The UK's bid to drop parts of the Northern Ireland Protocol has cleared its first House of Commons hurdle, amid Conservative Party warnings that the plans are illegal.
MPs voted 295 to 221 to give the Northern Ireland Protocol Bill a second reading, which clears the way for detailed scrutiny in the coming weeks.
UK Prime Minister Boris Johnson claimed the proposed legislation, which gives ministers powers to override parts of the post-Brexit deal on Northern Ireland, could be carried out "fairly rapidly".
Mr Johnson said the proposals could be in law by the end of the year.
But his predecessor in Downing Street, Theresa May, led the criticism from the Tory benches as she delivered a withering assessment of the legality and impact of the Bill.
Ms May made it clear she would not support the legislation and warned that it would "diminish" the UK's global standing.
Other Conservative MPs joined her in expressing concern, although they opted against seeking to block the Bill at its second reading and instead appear likely to seek amendments.
The House of Lords is also expected to contest parts of the Bill, setting up a long showdown between the two houses.
Mr Johnson's government has said the measures to remove checks on goods and animal and plant products shipped from the rest of Britain to Northern Ireland are necessary to protect the Good Friday Agreement and peace and stability.
"You have got one tradition, one community, that feels that things really aren't working in a way that they like or understand. You've got unnecessary barriers to trade between Great Britain and Northern Ireland.
"All we are saying is you can get rid of those whilst not in any way endangering the EU single market."
Mr Johnson said the measures could be in place this year.
"Yes, I think we could do it very fast, Parliament willing."
He said it would be "even better" if the UK could "get some of that flexibility we need in our conversations with Maros Sefcovic", the European Commission Vice President.
"We remain optimistic," Mr Johnson said.
UK Foreign Secretary Liz Truss tried to play down the concerns of MPs by saying the Bill had a "strong legal justification" and the UK remained committed to a negotiated solution.
But Ms May told the Commons: "The UK's standing in the world, our ability to convene and encourage others in the defence of our shared values, depends on the respect others have for us as a country, a country that keeps its word and displays those shared values in its actions.
"As a patriot, I would not want to do anything that would diminish this country in the eyes of the world.
"I have to say to the government, this Bill is not, in my view, legal in international law.
"It will not achieve its aims, and it will diminish the standing of the United Kingdom in the eyes of the world, and I cannot support it."
Conservative former Northern Ireland secretary Julian Smith said: "I fear that this Bill is a kind of displacement activity from the core task of doing whatever we can to negotiate a better protocol deal for Northern Ireland.

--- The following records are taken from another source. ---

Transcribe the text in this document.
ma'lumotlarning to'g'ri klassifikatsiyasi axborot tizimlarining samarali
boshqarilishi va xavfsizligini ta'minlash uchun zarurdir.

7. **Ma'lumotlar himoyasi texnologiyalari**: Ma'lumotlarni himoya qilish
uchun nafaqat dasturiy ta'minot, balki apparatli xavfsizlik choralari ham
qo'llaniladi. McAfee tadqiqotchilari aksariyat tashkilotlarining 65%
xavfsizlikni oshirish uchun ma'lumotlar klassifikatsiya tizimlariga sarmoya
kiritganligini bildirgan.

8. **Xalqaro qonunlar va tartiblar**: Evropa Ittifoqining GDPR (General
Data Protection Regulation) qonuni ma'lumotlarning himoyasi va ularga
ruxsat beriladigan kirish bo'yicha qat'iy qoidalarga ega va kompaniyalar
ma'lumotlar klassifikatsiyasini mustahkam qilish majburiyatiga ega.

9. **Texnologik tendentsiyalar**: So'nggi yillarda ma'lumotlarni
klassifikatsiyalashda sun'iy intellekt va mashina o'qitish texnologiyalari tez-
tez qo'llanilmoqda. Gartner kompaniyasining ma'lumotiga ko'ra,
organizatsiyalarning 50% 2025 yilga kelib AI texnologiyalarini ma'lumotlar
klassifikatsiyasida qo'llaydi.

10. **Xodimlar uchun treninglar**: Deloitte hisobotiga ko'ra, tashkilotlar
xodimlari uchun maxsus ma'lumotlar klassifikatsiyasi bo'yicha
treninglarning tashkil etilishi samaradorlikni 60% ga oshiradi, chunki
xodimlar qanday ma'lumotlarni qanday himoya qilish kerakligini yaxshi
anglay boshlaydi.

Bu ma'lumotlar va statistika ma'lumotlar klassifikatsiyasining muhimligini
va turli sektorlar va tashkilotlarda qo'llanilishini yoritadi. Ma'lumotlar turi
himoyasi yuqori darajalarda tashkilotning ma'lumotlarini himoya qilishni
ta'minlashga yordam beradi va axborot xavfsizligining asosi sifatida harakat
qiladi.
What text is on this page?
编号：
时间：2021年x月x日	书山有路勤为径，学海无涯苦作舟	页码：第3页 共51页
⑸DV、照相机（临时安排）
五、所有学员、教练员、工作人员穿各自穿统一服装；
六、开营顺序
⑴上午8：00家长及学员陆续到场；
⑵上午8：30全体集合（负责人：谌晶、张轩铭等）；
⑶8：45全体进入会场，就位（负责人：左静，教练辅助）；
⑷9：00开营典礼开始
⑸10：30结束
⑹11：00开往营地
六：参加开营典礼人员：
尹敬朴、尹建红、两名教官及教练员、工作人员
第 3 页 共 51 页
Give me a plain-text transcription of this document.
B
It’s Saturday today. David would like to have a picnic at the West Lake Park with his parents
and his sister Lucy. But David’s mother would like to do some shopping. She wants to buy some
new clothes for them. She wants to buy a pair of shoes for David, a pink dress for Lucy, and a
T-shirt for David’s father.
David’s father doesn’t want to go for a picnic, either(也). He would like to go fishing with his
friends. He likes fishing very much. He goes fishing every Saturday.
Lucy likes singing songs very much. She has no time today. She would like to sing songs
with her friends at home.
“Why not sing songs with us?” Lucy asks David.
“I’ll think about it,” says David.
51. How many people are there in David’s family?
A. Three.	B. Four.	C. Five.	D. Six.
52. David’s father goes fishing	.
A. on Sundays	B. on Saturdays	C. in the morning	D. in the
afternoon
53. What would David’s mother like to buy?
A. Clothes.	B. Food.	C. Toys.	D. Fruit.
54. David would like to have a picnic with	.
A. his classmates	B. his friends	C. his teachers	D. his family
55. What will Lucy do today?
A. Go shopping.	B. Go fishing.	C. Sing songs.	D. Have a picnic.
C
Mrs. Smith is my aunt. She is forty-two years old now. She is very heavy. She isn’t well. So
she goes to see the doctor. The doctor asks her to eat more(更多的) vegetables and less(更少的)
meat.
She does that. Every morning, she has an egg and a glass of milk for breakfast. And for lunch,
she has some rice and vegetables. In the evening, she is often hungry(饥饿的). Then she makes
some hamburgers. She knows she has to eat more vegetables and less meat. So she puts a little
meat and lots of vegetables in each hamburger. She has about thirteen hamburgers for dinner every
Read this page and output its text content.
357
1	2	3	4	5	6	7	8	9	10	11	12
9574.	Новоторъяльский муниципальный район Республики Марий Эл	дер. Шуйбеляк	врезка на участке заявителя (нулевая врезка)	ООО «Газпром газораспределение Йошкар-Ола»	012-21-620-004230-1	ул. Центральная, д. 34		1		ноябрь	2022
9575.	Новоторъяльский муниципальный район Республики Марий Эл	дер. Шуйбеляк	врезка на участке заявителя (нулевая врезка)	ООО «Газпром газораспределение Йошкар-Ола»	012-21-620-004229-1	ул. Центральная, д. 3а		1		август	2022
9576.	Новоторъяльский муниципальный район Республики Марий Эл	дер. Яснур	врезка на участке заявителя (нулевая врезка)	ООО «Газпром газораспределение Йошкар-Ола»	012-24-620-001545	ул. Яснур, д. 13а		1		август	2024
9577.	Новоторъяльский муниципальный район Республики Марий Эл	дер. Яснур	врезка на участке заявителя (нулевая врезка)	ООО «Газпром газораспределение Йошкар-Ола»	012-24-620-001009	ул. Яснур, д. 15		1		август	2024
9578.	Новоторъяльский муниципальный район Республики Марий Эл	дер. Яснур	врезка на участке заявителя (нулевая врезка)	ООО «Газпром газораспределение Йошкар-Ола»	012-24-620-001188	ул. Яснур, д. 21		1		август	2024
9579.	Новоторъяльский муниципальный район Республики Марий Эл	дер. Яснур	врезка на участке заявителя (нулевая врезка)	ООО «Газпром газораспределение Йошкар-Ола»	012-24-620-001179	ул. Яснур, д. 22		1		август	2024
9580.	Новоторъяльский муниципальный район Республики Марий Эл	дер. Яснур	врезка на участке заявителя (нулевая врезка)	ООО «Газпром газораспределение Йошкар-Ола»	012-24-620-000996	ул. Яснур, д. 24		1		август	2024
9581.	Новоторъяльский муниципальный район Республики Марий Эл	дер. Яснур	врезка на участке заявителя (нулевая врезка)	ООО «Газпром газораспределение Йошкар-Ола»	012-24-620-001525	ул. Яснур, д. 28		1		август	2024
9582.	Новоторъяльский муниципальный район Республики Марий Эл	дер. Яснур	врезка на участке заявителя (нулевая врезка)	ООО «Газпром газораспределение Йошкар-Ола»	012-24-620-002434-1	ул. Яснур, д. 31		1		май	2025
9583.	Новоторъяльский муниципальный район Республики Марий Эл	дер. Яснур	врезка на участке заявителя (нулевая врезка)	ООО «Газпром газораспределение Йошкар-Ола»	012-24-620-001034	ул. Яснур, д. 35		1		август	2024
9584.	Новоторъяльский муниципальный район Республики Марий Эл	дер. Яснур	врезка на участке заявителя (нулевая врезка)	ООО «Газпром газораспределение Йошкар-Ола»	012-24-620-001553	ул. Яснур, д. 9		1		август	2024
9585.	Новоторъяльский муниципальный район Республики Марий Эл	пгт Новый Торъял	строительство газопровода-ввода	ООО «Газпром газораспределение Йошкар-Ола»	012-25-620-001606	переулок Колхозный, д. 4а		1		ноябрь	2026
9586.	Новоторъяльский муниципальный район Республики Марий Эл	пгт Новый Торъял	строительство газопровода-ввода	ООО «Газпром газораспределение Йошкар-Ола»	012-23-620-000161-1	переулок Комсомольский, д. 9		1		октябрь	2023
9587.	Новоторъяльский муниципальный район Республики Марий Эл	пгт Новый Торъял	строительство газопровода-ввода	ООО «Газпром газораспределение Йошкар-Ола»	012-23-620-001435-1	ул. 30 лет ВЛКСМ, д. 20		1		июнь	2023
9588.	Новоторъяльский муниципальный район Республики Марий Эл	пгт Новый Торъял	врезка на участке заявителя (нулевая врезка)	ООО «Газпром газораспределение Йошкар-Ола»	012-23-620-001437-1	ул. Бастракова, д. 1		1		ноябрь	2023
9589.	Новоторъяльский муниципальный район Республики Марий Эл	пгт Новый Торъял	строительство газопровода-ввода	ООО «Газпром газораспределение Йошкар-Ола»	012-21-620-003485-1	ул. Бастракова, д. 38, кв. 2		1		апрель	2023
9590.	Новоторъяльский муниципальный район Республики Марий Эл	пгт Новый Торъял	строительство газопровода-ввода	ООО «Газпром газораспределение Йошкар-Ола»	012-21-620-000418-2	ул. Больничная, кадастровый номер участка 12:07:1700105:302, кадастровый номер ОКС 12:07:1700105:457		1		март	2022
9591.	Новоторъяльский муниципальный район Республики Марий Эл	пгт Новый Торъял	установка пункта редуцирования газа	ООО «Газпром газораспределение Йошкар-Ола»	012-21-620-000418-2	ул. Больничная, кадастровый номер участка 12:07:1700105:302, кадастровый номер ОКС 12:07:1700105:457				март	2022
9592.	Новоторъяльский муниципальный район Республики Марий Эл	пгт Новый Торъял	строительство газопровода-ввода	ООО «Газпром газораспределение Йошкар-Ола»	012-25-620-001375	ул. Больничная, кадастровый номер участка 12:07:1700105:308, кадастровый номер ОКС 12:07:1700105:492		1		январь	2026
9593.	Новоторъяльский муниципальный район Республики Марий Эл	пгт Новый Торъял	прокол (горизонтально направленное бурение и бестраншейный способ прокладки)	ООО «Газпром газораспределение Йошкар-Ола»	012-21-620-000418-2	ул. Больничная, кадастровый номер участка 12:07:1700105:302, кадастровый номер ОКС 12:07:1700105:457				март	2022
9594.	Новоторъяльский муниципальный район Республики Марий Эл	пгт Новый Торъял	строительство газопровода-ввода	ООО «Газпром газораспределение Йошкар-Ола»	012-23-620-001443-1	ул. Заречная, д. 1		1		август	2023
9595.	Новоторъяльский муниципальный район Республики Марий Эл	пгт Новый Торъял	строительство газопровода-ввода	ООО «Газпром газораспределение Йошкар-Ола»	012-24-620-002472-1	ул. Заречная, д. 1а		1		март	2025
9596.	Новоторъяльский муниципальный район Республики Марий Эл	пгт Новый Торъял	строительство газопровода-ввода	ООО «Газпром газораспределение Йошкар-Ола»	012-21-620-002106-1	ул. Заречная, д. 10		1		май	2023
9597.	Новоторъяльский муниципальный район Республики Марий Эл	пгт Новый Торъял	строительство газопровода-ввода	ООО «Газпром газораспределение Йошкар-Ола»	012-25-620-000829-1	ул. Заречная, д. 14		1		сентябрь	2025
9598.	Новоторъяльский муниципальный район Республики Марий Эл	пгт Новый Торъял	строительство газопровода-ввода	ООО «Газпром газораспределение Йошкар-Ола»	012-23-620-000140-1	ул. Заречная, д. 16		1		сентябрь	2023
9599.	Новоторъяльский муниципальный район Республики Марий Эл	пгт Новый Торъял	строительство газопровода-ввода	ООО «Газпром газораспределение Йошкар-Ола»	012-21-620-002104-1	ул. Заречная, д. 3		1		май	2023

"I also fear that it risks creating an impression to unionism that a black-and-white solution is available, when the reality is once this Bill has been dragged through the Lords, and courts, and EU responses and reprisals, compromise will ultimately be needed."
But Conservative former justice secretary Sir Robert Buckland said there was necessity for the government to act because there was a growing and "real threat".
Unionist opposition to the imposition of checks has seen the Democratic Unionist Party refuse to return to the power-sharing executive at Stormont, leaving the territory without a functioning government.
DUP leader Sir Jeffrey Donaldson acknowledged that the Bill was not perfect, but "it empowers ministers to make change where change is necessary to ensure the proper functioning of the UK internal market".
Sir Jeffrey, before the debate, warned the Lords that blocking the legislation would be similar to "wrecking the Good Friday Agreement".
Alliance MP Stephen Farry said: "This is an extremely bad Bill. It's unwanted, unnecessary and, indeed, it's dangerous."
Sinn Fein MP John Finucane called the government's plans "shameful" and said they would mean "more instability" for the region.
"It's very interesting that we are watching a sovereign Parliament debating whether to continue a breach of international law or not," Mr Finucane told BBC Radio Ulster.
A Downing Street spokesman said on Monday that the government had never put a "hard-target date" on when it would hope to see the Bill enacted.